- MÊS DE MAIO DE 2014
- MEMÓRIAS DA IRMÃ LÚCIA
1. Temperamento
Ex.mo e Rev.mo Senhor Bispo.
Antes dos factos de 1917, exceptuando o laço de parentesco que nos unia, nenhum outro afecto particular me fazia preferir a companhia da Jacinta e Francisco, à de qualquer outra criança.
Pelo contrário, a sua companhia tornava-se-me, por vezes, bastante antipática, pelo seu carácter demasiado medlindrosa.
A menor contenda, das que se levantam entre as crianças, quando jogam, era bastante para a fazer ficar amuada, a um canto, a prender o burrinho, como nós cá dizíamos.
Para a fazer voltar a ocupar o seu lugar na brincadeira, não bastavam as mais doces carícias que em tais ocasiões as crianças sabem fazer.
Era então preciso deixá-la escolher o jogo e o par com quem queria jogar.
Tinha, no entanto, já então, um coração muito bem inclinado, e o bom Deus tinha-a dotado dum carácter doce e meigo que a tornava, ao mesmo tempo, amável e atraente.
Não sei porquê, a Jacinta, com seu irmãozinho Francisco, tinham por mim uma predilecção especial e buscavam-me, quase sempre, para brincar.
Não gostavam da companhia das outras crianças e pediam-me par ir com eles para junto dum poço que tinham meus pais, no fundo do quintal.
Uma vez aí, a Jacinta escolhia os jogos em que iamos entreter.
Os seus preferidos eram, quase sempre, sentados sobre esse poço, que era coberto de lages por cima, à sombra duma oliveira e duas ameixieiras, o jogo das pedrinhas ou do botão.
Com este vi-me também, não poucas vezes, em grandes aflições, porque, quando nos chamavam para comer, encontrava-me sem botões na roupa.
Por ordinário, ela tinha-mos ganhado e isto era o bastante para que minha Mãe me ralhasse.
Era preciso pregá-los à pressa; e como conseguir que ela os desse, se, além do defeitilho de amuar, tinha o de agarrada ?
Queria guardá-los para o jogo seguinte, para não ter que arrancar os dela.
Só ameaçando-a de que não voltava mais a brincar com ela é que os conseguia !
Não poucas vezes acontecia não poder satisfazer o desejo da minha amiguinha.

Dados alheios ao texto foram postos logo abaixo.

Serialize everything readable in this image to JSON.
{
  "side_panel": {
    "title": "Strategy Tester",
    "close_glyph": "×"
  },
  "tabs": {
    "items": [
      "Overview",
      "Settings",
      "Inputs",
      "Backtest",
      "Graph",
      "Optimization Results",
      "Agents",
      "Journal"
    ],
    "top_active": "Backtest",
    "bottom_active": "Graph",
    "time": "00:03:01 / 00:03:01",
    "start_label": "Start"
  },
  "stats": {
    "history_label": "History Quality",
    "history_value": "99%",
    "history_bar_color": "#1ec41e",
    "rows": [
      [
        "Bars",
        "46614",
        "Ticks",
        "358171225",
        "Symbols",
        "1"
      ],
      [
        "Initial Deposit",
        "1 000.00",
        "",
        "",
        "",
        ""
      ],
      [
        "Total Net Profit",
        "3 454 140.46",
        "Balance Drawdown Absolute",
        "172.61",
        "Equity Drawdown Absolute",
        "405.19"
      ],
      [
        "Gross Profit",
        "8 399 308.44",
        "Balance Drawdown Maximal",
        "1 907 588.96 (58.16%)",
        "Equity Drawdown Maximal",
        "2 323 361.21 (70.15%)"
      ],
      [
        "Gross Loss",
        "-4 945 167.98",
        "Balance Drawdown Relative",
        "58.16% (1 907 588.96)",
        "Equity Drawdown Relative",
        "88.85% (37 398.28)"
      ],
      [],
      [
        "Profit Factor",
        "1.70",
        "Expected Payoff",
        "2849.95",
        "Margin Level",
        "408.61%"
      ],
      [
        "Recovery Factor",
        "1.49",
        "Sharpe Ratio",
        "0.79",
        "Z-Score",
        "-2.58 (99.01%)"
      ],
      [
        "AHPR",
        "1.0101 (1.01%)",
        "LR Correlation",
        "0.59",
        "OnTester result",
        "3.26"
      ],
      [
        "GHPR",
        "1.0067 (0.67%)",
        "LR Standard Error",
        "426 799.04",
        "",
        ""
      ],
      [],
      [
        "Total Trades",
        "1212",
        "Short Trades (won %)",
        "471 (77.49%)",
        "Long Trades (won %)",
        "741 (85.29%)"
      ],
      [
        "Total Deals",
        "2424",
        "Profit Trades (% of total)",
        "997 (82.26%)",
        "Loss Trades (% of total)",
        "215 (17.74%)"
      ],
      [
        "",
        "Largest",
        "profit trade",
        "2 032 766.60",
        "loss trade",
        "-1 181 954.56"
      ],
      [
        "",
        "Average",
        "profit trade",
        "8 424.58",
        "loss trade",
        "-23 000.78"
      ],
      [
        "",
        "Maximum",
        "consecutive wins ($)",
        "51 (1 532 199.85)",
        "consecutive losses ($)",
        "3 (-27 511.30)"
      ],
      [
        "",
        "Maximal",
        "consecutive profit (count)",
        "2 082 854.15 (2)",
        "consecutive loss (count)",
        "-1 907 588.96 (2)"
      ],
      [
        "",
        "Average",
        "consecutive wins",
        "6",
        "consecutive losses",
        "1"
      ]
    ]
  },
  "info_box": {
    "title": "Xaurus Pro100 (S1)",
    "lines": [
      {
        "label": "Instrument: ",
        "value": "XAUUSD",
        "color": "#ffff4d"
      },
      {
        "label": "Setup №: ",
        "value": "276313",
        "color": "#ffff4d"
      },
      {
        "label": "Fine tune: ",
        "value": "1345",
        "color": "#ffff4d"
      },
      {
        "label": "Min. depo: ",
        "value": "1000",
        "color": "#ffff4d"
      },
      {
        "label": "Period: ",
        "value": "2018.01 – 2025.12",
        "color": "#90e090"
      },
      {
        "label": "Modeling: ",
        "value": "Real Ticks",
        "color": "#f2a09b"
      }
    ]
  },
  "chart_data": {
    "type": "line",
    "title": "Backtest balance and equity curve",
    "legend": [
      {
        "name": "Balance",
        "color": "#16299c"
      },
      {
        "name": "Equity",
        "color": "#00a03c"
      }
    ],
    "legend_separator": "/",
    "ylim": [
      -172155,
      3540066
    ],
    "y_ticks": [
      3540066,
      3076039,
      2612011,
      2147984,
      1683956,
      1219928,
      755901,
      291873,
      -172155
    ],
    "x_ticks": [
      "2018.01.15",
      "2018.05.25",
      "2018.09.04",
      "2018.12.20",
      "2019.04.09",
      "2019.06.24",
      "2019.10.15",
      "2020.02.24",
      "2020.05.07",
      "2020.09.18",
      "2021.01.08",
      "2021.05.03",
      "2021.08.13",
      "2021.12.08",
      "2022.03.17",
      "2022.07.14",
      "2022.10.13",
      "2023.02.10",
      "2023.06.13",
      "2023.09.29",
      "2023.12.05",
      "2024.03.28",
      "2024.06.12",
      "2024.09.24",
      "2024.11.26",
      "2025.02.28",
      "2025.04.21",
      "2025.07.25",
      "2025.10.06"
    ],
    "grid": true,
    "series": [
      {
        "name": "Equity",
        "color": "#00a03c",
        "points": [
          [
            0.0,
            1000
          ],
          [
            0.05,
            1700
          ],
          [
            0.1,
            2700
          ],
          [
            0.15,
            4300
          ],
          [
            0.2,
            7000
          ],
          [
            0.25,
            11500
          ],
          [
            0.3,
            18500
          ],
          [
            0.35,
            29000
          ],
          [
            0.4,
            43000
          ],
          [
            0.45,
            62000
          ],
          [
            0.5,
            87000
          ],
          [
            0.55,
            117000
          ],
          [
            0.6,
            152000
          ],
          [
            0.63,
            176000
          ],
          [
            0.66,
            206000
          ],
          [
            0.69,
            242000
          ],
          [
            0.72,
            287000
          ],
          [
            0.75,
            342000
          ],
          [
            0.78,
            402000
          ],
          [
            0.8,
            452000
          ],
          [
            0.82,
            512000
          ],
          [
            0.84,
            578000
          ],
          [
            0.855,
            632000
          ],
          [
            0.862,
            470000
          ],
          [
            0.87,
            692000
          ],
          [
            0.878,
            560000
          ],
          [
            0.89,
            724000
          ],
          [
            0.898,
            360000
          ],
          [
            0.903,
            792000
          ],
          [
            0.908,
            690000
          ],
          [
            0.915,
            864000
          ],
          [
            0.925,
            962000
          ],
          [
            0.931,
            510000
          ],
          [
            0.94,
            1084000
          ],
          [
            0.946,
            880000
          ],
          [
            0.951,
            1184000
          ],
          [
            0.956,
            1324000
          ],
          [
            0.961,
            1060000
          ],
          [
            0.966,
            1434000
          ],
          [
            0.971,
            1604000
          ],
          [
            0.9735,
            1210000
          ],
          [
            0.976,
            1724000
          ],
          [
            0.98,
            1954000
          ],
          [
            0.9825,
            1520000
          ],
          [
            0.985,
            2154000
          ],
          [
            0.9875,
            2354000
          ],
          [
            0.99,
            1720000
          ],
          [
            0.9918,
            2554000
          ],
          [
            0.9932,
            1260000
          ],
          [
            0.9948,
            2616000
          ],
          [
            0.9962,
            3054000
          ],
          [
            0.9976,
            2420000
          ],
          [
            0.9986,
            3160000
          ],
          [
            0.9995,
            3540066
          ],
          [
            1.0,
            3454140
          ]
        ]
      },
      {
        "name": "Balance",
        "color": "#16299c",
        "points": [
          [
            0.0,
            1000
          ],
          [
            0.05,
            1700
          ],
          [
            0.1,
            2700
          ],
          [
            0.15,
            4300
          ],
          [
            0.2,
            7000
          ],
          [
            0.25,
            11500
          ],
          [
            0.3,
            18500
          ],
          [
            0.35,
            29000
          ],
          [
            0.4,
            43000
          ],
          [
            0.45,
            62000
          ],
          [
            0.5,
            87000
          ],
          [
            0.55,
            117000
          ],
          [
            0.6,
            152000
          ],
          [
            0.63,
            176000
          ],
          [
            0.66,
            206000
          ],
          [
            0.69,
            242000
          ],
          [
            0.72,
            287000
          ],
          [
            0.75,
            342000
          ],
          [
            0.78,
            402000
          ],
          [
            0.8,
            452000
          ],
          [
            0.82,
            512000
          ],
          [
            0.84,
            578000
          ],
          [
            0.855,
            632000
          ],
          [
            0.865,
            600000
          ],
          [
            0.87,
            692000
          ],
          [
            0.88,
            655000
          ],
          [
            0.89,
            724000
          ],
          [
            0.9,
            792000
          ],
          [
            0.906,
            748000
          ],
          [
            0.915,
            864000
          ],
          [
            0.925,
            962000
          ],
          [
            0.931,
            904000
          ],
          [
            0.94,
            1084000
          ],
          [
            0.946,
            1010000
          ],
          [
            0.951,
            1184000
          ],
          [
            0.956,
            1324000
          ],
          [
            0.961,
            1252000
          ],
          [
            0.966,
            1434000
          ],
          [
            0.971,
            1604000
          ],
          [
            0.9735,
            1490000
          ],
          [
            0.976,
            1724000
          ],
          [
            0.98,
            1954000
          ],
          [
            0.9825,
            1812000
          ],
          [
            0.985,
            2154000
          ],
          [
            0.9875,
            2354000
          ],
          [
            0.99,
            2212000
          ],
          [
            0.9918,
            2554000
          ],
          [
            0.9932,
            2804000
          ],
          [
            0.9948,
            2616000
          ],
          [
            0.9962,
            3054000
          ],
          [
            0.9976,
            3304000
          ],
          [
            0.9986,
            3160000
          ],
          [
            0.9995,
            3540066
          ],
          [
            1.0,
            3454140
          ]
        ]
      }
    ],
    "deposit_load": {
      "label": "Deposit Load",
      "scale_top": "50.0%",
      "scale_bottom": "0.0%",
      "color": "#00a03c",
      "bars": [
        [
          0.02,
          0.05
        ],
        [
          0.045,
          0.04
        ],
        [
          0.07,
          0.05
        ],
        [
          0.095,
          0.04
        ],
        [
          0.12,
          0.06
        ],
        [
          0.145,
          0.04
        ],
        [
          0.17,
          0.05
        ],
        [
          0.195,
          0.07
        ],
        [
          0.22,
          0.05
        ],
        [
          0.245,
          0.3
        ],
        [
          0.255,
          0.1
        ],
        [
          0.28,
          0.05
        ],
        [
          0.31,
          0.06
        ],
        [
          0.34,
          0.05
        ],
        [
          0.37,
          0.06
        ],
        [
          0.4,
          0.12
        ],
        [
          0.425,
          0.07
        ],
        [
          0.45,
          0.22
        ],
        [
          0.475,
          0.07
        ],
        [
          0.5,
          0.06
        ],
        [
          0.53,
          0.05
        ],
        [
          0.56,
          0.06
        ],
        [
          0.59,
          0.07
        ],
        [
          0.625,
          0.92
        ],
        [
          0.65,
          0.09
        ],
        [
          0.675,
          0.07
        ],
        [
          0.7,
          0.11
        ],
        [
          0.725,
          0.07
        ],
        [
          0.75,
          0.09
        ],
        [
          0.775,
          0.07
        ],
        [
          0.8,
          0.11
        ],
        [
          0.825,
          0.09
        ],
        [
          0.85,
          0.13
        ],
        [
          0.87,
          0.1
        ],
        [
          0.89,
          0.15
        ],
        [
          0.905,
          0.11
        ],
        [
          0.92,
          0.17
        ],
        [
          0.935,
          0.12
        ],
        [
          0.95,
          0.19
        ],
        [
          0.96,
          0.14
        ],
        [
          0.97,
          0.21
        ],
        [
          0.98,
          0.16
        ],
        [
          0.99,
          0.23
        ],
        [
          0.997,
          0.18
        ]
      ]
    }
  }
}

Como minhas irmãs mais velhas, que eram uma tecedeira e a outra costureira, passavam os dias em casa, as vizinhas pediam a minha Mãe para deixarem os seus filhinhos no pátio de meus pais, junto de mim, a brincar, sob a vigilância de minhas irmãs, enquanto que elas iam para os campos trabalhar.
Minha Mãe dizia sempre que sim, embora custasse a minhas irmãs uma boa perca de tempo.
Eu era então encarregada de entreter essas crianças e ter cuidado que não caíssem num poço que havia nesse pátio.
Três grandes figueiras reguardavam, dos ardores do Sol, a essas crianças; seus ramos serviam de baloiço e uma velha eira servia de sala de jantar.
Quando, nesses dias, a jacinta vinha com seu irmãozinho a chamar-me para o nosso retiro, dizia-lhe que não podia ir, pois minh Mãe me tinha mandado estar ali.
Então os dois pequeninos resignavam-se com desgosto e tomavam parte na brincadeira.
Nas horas da sesta, minha Mãe dava a seus filhos a sua lição de doutrina, principalmente quando se aproximava a Quaresma, porque dizia não quero ficar envergonhada, quando o Senhor Prior vos perguntar a doutrina, na desobriga.
Então todas aquelas crianças assistiam à nossa lição de catecismo; a Jacinta lá estava também.